I was close enough in age to her that I understood her reaction right away. Everything in our lives as young people had been about answering three great questions. Who will I love? What work will I do that will give my life meaning? What place will I call home?  We had been trained to ask these questions by concerned parents, and we had sought educational attainment and emotional stability so that we could answer them well. Yet Jesus, in the twelfth chapter of Luke, tells us that these questions are meaningless. Don’t worry about home, he says, God will take care of you. The only work you should care about is my work, the work of spiritual transformation. The only love that really matters is the love of God. No wonder the disciples balked at this and assumed that, as disciples, they could be held to some different standard.

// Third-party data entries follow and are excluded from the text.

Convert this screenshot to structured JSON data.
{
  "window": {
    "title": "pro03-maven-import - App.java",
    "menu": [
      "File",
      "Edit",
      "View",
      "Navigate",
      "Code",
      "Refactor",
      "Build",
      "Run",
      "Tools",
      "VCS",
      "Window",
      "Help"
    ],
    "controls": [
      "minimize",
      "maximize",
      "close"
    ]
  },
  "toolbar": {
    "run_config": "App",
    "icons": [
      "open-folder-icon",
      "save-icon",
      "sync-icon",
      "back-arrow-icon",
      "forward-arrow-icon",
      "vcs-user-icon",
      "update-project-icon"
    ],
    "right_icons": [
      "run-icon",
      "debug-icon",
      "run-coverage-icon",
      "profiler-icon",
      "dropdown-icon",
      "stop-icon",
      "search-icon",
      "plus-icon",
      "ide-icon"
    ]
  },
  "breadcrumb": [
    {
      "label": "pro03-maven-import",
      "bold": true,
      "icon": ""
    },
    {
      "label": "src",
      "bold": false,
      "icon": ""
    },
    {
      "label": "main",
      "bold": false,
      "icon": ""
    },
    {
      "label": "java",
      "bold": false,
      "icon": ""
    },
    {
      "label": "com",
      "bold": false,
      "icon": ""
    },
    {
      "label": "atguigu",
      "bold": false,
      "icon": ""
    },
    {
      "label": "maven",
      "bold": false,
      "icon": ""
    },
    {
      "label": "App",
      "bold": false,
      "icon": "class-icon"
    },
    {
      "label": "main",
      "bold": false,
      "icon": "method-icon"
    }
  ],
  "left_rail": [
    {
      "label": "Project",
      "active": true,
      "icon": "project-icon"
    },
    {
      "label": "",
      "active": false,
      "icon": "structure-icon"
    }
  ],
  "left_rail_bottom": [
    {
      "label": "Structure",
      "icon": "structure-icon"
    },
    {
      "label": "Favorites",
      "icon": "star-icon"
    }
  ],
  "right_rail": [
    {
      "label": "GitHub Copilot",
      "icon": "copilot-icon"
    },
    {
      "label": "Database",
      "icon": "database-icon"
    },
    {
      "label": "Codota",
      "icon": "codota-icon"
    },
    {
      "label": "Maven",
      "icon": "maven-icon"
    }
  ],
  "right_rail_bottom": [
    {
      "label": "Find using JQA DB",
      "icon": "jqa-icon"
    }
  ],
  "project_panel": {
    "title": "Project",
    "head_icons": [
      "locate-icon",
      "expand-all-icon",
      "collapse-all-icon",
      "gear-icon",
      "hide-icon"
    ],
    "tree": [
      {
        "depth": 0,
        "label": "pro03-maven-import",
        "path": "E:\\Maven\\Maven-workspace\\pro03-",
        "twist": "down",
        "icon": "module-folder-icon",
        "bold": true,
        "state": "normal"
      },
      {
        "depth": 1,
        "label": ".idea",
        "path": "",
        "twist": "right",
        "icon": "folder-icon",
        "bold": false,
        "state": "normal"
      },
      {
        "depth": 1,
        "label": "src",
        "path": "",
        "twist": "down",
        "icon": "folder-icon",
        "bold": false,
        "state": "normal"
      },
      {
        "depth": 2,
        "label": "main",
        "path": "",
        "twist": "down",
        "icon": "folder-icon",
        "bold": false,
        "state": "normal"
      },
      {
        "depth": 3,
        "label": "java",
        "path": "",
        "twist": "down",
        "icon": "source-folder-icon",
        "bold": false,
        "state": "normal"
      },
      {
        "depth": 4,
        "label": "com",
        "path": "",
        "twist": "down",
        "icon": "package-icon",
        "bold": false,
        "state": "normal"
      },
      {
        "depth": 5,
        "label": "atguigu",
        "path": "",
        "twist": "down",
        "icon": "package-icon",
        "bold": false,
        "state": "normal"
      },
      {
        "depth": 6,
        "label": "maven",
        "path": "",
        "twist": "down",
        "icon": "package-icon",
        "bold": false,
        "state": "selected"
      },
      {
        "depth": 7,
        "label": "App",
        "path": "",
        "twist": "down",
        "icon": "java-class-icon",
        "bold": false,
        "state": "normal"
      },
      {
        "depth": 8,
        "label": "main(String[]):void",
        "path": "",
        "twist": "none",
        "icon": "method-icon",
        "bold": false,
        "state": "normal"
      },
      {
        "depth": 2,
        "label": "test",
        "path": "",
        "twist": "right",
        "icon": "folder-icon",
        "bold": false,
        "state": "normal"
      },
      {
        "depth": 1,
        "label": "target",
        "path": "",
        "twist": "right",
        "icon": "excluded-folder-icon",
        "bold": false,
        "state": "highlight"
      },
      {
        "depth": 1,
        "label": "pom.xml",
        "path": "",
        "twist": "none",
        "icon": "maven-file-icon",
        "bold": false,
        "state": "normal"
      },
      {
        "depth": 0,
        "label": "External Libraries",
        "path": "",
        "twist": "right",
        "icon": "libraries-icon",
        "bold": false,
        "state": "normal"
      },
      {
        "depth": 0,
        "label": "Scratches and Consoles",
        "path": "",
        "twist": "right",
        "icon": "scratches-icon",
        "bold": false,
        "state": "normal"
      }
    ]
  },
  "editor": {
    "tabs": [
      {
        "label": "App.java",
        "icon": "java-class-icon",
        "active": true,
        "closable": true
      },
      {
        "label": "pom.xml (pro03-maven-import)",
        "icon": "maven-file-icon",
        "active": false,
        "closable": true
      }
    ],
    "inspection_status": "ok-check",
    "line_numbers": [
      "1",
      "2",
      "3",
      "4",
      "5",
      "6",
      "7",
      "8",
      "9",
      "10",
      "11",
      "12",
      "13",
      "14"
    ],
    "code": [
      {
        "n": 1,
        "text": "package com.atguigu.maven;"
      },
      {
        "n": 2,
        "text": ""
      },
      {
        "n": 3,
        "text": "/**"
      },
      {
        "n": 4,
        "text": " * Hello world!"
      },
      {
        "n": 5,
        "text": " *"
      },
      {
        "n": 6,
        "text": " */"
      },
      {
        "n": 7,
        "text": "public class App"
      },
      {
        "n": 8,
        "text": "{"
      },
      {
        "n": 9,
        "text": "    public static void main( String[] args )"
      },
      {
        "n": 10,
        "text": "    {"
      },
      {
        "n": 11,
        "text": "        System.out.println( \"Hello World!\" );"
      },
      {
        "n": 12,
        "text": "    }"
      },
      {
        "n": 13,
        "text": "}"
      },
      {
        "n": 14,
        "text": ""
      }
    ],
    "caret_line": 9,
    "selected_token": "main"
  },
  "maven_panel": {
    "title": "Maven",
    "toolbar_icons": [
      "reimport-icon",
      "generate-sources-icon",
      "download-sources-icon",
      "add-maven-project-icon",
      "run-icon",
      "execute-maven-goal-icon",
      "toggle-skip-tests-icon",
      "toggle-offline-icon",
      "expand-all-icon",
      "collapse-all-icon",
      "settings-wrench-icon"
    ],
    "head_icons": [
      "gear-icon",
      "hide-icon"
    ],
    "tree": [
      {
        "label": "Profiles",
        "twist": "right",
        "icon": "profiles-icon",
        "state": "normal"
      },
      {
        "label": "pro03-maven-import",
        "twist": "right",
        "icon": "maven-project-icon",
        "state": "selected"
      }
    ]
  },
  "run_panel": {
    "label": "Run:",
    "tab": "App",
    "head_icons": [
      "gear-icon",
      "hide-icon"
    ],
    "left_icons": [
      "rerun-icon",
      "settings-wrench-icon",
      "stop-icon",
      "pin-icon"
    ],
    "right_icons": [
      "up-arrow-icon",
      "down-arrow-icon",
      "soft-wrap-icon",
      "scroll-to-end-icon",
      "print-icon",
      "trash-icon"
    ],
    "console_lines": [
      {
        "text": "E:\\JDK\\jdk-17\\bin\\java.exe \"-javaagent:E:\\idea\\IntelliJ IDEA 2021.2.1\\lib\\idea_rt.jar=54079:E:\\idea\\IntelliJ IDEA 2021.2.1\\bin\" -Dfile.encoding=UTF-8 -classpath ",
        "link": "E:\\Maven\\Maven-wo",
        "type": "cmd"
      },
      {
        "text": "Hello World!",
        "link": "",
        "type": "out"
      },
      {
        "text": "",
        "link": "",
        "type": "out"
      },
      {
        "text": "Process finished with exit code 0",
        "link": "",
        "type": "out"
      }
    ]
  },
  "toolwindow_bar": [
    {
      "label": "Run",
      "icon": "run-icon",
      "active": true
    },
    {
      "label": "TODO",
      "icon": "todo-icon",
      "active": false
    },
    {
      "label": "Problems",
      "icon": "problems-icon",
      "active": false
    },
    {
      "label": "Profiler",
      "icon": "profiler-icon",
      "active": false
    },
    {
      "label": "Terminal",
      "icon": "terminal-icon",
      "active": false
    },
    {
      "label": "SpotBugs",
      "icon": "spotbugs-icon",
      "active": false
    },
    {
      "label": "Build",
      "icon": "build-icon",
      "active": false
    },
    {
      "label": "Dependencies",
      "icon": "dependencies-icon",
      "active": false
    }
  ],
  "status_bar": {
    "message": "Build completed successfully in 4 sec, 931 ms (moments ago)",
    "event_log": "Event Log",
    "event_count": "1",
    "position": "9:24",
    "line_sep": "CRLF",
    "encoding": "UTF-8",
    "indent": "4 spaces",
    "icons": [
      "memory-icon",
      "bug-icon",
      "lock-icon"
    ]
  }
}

If the student in my office had taken Jesus’ advice, she would have been going against the wishes of her parents, her teachers, and her peers. To really give up everything for the sake of God is deeply countercultural, and I don’t know anyone who has really done it. I certainly haven’t. The people I’ve known who have come closest to this standard are monks and nuns, and there’s a reason why most of them are elderly. We put a burden of stability and success on the young, and we’re not the only culture that does this. In Hinduism, the ashramic cycle of life assumes that the first twenty years of adulthood will be devoted to providing for your family and community through hard work. Indeed, if the whole world followed Jesus’ advice, we’d all starve. And knowing this, it’s no wonder that he follows up the beautiful reassurances of God’s love for ravens and lilies with a dire warning about division in families and the collapse of civic culture. He knew where his counterculturalism would lead.

The student in my office couldn’t give up the life plan that she had created for herself. To do so would be to disappoint all of the other people who had loved and molded her up until that point. Yet it was causing her profound anxiety. She, like myself, like the disciples, like everyone else, would not live up to Jesus’ strict standards. The most we can try to do is to let go of the worry. To pursue love, and home, and work, but also try to cultivate inner peace at the same time, and to be okay with letting certain dreams for our own futures dissipate and be replaced by something else. I don’t know what became of the student, whether she got into the grad school she wanted and fell in love and found her life’s vocation. But I know my hope for her. It’s the same hope I have for myself, and for everyone. That we may sometimes fail, and sometimes not get what we want, but be at peace.